U.S. stocks rose on Thursday, with the S&P 500 and Dow industrials toppling records, as investors considered mixed economic reports on jobs and the housing market and continued to relish the Federal Reserve's renewed vow to keep benchmark rates low.
"We've got low inflation, improving earnings and a central bank that appears to be a constructive force; what's not to like in this picture," said Jim Russell, senior equity strategist for US Bank Wealth Management.
"It all adds up to an environmental overlay that is extremely risk-asset friendly, Russell added.
Sears Holdings lost ground as Credit Suisse analyst Gary Balter called on the department store to liquidate; Peabody Energy dropped after Goldman Sachs downgraded the coal miner to sell from neutral; Rite Aid declined after the drugstore chain reduced its full-year profit outlook; Pier 1 Imports fell after the retailer cut its 2014 earnings forecast; ConAgra gained after the food producer reported better-than-expected first-quarter earnings, and Steel Dynamics rose after projecting results that topped expectations.
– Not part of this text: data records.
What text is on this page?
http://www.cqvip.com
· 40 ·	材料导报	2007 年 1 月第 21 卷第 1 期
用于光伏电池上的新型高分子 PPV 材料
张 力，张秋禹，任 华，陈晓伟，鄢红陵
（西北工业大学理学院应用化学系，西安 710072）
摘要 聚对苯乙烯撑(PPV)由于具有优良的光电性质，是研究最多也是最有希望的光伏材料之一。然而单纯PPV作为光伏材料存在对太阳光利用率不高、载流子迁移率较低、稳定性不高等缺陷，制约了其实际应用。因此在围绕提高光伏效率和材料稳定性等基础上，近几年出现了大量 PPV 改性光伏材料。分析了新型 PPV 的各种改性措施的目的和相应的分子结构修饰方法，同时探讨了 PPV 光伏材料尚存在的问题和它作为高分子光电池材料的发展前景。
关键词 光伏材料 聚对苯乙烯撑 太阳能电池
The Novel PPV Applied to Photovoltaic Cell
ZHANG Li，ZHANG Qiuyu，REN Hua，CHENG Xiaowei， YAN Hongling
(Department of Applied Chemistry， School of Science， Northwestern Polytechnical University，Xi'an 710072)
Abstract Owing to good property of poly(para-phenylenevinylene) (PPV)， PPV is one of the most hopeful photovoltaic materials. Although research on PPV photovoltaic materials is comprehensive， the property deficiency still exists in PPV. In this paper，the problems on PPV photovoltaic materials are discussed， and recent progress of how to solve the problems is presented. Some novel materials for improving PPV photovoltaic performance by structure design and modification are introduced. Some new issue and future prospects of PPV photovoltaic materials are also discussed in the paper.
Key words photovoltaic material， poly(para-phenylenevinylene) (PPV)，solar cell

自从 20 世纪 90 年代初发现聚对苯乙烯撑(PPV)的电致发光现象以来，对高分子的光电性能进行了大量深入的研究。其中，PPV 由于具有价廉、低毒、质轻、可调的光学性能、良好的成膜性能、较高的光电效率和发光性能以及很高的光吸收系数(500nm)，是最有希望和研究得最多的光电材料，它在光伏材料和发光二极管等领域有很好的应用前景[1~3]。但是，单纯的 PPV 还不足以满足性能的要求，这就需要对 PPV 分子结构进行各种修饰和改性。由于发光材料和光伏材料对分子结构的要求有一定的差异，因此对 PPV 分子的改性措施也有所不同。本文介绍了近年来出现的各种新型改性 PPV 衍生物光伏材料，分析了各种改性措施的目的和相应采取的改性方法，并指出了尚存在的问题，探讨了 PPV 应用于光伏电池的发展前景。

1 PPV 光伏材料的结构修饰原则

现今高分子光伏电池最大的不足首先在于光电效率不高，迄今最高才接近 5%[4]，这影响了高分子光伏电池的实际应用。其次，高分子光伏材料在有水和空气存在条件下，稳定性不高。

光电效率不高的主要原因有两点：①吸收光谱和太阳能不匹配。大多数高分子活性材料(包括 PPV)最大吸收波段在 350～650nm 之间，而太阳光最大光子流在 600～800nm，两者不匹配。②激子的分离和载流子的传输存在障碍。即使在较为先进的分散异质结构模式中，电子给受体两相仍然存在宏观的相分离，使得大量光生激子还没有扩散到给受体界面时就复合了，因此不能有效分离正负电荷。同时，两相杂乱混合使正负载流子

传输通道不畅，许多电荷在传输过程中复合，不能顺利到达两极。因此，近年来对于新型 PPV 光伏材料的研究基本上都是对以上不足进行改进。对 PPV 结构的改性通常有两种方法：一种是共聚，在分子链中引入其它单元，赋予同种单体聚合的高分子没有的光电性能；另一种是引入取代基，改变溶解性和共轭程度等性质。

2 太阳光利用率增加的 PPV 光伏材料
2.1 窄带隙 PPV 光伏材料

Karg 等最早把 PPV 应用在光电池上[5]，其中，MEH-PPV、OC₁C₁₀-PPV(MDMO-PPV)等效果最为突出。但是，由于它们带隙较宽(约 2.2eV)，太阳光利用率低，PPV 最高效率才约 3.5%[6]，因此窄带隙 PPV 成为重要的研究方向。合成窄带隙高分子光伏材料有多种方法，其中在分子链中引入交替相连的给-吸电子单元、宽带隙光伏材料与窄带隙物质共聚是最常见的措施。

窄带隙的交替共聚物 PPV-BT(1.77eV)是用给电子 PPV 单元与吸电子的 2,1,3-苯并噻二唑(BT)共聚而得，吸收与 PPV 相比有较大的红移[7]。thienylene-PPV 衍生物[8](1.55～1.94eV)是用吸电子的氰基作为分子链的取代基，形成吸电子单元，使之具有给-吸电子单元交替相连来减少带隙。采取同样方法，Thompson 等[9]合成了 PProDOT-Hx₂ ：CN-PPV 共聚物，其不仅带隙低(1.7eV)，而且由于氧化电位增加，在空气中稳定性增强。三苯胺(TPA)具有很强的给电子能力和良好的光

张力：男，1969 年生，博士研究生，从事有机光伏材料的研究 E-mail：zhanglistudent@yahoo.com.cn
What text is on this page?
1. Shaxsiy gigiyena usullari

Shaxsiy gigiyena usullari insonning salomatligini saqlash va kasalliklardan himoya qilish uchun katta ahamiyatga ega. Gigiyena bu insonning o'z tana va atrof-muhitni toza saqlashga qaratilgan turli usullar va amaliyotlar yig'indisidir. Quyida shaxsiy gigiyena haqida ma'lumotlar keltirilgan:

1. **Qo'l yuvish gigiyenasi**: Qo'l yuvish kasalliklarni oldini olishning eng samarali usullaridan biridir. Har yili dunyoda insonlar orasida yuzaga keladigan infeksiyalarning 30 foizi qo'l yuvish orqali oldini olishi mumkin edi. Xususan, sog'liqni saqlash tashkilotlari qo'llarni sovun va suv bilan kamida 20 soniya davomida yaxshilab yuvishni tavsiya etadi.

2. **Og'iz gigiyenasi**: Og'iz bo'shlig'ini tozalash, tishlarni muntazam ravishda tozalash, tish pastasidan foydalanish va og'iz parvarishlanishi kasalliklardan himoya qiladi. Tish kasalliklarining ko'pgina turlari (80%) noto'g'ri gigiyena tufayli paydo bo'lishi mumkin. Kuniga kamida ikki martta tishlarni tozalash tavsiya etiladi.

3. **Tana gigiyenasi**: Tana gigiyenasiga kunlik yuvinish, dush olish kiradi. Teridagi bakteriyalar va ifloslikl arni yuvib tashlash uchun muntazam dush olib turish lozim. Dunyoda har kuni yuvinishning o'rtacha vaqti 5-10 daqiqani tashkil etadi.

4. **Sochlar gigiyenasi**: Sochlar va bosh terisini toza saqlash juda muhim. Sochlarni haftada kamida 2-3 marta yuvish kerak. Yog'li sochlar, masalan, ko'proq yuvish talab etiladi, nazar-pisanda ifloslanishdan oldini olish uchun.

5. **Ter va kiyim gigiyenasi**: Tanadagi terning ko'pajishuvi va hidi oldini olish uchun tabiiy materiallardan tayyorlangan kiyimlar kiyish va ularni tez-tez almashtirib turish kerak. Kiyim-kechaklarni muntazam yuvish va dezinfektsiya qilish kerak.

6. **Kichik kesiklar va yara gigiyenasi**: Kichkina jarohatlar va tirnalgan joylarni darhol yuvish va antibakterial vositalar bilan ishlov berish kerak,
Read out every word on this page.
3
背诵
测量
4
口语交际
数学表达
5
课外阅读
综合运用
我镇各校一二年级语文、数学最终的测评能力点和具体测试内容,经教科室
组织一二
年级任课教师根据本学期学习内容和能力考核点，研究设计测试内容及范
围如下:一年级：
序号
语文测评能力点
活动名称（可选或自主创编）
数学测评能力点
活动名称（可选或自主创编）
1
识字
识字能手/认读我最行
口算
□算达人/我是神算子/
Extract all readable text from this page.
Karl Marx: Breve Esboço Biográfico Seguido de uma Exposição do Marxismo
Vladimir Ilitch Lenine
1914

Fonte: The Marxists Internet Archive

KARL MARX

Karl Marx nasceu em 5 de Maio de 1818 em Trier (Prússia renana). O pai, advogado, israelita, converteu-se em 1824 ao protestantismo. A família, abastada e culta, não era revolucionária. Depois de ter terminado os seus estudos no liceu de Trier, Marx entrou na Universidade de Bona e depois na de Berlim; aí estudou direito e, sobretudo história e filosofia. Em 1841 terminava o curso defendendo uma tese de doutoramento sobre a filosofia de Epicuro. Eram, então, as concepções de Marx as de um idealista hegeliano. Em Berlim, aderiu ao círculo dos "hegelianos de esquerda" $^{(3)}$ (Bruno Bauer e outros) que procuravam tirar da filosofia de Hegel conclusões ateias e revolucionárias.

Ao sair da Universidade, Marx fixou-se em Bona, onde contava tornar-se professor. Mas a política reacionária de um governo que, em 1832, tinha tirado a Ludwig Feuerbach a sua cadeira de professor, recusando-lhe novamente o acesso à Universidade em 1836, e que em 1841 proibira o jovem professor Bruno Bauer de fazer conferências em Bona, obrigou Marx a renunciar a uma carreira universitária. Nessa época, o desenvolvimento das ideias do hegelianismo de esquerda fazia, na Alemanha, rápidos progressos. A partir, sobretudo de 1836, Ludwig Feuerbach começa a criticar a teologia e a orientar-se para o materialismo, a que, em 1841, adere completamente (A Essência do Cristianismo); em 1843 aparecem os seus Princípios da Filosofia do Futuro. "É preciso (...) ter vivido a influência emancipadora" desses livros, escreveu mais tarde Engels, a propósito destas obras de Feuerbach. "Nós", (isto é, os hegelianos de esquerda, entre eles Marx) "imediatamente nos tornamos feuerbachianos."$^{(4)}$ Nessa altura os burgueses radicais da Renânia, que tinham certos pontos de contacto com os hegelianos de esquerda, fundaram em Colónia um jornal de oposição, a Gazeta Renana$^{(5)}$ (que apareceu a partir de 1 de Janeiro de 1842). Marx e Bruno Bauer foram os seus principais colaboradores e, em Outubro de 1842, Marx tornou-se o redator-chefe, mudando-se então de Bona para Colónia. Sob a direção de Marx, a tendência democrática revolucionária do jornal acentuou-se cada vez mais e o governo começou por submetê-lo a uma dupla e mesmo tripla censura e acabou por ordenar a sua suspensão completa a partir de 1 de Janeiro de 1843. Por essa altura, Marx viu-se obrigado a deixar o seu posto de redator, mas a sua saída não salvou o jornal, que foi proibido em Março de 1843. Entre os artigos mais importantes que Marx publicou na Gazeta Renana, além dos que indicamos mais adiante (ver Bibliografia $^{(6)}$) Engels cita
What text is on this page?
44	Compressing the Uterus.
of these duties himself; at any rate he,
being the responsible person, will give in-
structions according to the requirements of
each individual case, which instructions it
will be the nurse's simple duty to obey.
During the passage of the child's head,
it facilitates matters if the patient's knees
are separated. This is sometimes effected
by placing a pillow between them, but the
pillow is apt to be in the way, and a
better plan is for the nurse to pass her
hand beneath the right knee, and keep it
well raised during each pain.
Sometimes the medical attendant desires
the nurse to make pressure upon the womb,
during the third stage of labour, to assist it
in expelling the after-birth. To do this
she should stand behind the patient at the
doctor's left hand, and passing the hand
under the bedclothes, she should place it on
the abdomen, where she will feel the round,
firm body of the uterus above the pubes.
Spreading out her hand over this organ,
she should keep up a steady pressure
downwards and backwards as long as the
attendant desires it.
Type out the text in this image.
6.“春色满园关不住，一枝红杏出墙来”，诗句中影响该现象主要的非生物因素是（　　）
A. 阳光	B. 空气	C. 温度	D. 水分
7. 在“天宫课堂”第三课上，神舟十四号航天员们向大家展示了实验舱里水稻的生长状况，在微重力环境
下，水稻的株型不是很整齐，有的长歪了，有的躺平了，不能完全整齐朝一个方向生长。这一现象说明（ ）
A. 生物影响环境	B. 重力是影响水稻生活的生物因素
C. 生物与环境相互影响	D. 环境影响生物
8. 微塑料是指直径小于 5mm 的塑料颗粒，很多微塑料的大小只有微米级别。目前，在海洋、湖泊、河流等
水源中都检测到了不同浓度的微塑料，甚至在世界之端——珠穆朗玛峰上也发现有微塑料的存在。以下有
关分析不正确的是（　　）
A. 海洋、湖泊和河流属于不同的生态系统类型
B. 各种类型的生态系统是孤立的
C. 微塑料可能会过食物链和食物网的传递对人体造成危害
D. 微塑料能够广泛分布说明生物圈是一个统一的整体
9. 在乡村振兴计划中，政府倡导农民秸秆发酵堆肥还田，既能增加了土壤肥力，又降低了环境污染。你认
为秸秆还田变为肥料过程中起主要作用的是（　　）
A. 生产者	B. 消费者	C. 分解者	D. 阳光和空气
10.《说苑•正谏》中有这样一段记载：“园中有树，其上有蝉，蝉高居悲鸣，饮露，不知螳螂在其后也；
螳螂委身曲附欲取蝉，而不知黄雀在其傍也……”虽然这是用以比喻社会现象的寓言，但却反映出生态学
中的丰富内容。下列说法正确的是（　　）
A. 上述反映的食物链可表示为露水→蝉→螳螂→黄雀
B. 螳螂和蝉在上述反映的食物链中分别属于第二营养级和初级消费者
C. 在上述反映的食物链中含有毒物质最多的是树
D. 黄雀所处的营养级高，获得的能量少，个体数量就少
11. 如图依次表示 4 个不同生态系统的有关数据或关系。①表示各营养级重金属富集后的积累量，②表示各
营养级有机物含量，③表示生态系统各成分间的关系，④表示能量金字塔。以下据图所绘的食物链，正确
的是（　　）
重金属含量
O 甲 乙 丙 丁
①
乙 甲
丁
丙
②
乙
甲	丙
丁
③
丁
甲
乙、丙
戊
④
Alibaba Group Holding plans to select a price for its initial public offering overnight.
Economic reports Thursday had the number of Americans filing for jobless benefits dropping to a two-month low and separately, housing starts declined in August. The Philadelphia Federal Reserve's index of factory activity in the mid-Atlantic region decelerated in September, but its employment component rose to its highest level since the middle of 2011.
The Fed on Wednesday reiterated its "considerable time" wording in reference to how long it would hold off on hiking interest rates. The central bank also signaled that it might increase borrowing costs more rapidly than previously thought, helping lift the dollar, with the U.S. currency rising to a six-year high against the Japanese yen.